Right Way OF Learning # Idioms For IELTS

There is a way of scoring high in IELTS. Cramming high vocabulary words or learning thousands of idioms or banging your head over those often confusing grammar rules is not going to help you in IELTS. What matters in IELTS or any other exam, is how well you can apply the knowledge that you have. For instance, how well you can use those vocabulary words, or those idioms in your speaking or writing.
For this week, let us focus on five idioms and make use of them in the various letters you write or the essays you practice or the speaking tests you work on. By the end of this week, I will update the various posts I have used the following idioms, hoping that you will share the work you have done. Let us begin.

BREAK THE NEWS
SENTENCE – Taylor and Calvin are going to get married next month, but they haven’t yet broken the news to their friends.

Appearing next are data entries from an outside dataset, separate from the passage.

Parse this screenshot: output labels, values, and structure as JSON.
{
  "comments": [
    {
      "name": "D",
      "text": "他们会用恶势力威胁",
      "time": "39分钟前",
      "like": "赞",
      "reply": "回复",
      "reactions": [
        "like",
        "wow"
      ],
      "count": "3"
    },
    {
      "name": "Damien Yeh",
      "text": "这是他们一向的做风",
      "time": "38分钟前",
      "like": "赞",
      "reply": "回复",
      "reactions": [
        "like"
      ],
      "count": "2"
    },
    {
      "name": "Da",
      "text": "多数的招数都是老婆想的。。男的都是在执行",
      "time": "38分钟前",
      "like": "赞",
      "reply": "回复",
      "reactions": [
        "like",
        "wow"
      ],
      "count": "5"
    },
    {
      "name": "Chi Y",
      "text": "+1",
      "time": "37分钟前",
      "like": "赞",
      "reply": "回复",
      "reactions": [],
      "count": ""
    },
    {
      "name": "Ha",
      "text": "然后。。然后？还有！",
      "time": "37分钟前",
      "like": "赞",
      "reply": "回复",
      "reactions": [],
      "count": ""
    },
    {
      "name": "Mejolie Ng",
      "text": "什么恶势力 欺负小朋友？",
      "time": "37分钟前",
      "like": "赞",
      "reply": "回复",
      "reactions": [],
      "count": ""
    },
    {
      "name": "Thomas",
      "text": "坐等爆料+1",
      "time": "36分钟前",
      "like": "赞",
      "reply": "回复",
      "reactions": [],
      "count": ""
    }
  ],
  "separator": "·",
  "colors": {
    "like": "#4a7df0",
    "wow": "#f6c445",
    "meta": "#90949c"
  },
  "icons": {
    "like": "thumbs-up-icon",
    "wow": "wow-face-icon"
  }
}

MEANING – to make something known.
COST AN ARM AND LEG
SENTENCE – The fee of the college costed me an arm and leg.
MEANING – to be very expensive
DEAD-END JOB
SENTENCE – Rihanna realised that the job as a cashier was a dead-end job.
MEANING – a job that won’t lead to anything else
FACE IT
SENTENCE – Let us face it, Hitler will soon send us to the chambers.
MEANING – accept a difficult situation.
GIVE ONE THE CREEPS
SENTENCE – That movie on zombies gives me creeps.